入社当初は他の編集者から作品を引き継ぎ、サブ担当という教育係に補助についてもらい打ち合わせの仕方などを学びながら担当しました。それ以外にも雑誌の記事ページや目次ページの作成など、雑用と呼ばれることも行います。入社1年目の冬に初めて連載を一から立ち上げ始めました。その時は作家さんの企画をそのまま採用することになって、2年目の春に連載を開始しましたね。連載の立ち上げは、自分で作家さんの魅力や持ち味を基に題材を提案する場合や作家さんに案を出してもらって選ぶ場合など、作品によってさまざまです。
──打ち合わせでは編集者の意見はどのくらい反映されますか
作家さんが納得してくれるかどうかによってさまざまです。作家さんの案をそのまま使うこともありますが、自分の意見が反映されることもあります。自分の意見を言うときは根拠を明確にして論理的な対話ができるようにしていますね。作家さんに自分の意見を理解してもらった上で、好みの問題で意見が合わないときは、僕は作家さんを尊重するようにしています。
編集者と作家が完全に同じ方を見て進めることはないし、読者にとってもどっちの意見が採用されたかはどうでもいいですよね。なので、連載を立ち上げるときも連載中の打ち合わせでも、僕の意見が反映されたかにかかわらず最終的に面白い漫画ができればそれでいいと考えています。
──作家との作業の中で心掛けていることはありますか
作家さんの才能を信じ、愛し抜くことを一番に心掛けています。手を抜こうと思えばいくらでも手を抜ける仕事なので、自分が天才だと感じた作家さんを信じ、愛し抜くことができないとやっていけないと思います。逆にそれさえできれば、作家さんと意見が食い違ったり、けんかしたりしようとも問題なしです。
──担当されている『チ。 -地球の運動について-』は地動説や異端審問を扱ったかなり専門的な内容ですが、編集者として下調べはどのように行っていますか
作家さんがとても勉強家で、作品を書くに当たり、事前に関連する書籍を読んでくださっていたので僕が調べることはありませんでした。
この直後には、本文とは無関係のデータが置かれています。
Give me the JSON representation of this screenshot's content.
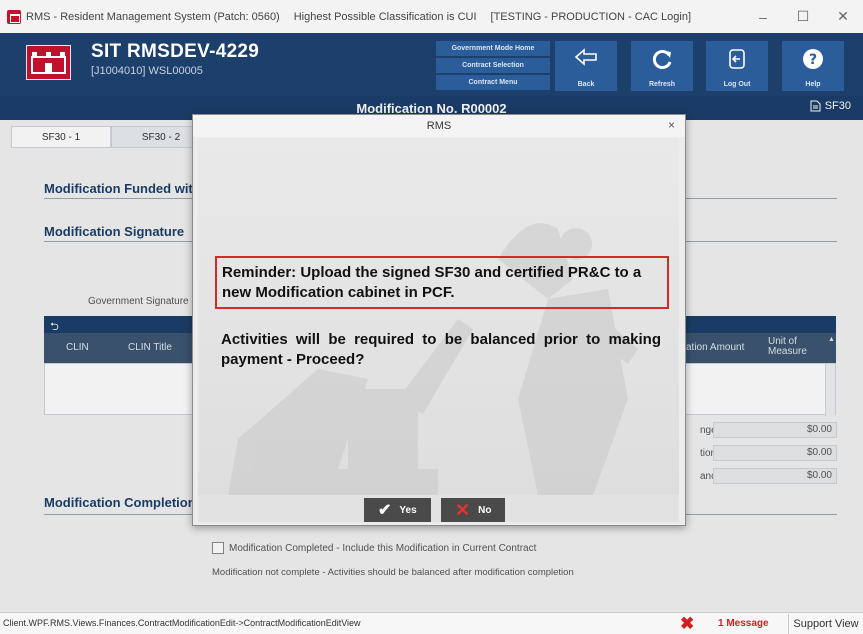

作家さんや自分の知識量、作品の題材によって下調べの仕方はさまざまですが、関連する書籍を読む場合や大学の教授のような専門家に話を聞く場合、現地取材を行う場合などがあります。『チ。 -地球の運動について-』では天文系の雑誌を作っている方に序盤の考証を依頼したり、最近の展開で活版印刷術が登場するので博物館に行って取材したりしました。
──担当作品はどのようにして決まりますか
編集部全体の仕事のバランスを考え編集長など上司からの指示で決まることもありますが、この人の担当をしたいという希望が反映される場合もあります。自ら立ち上げた場合は当然自分が担当することになります。新人作家の場合は作品の持ち込みや月例賞、SNSでのスカウトなどを通して担当が決まります。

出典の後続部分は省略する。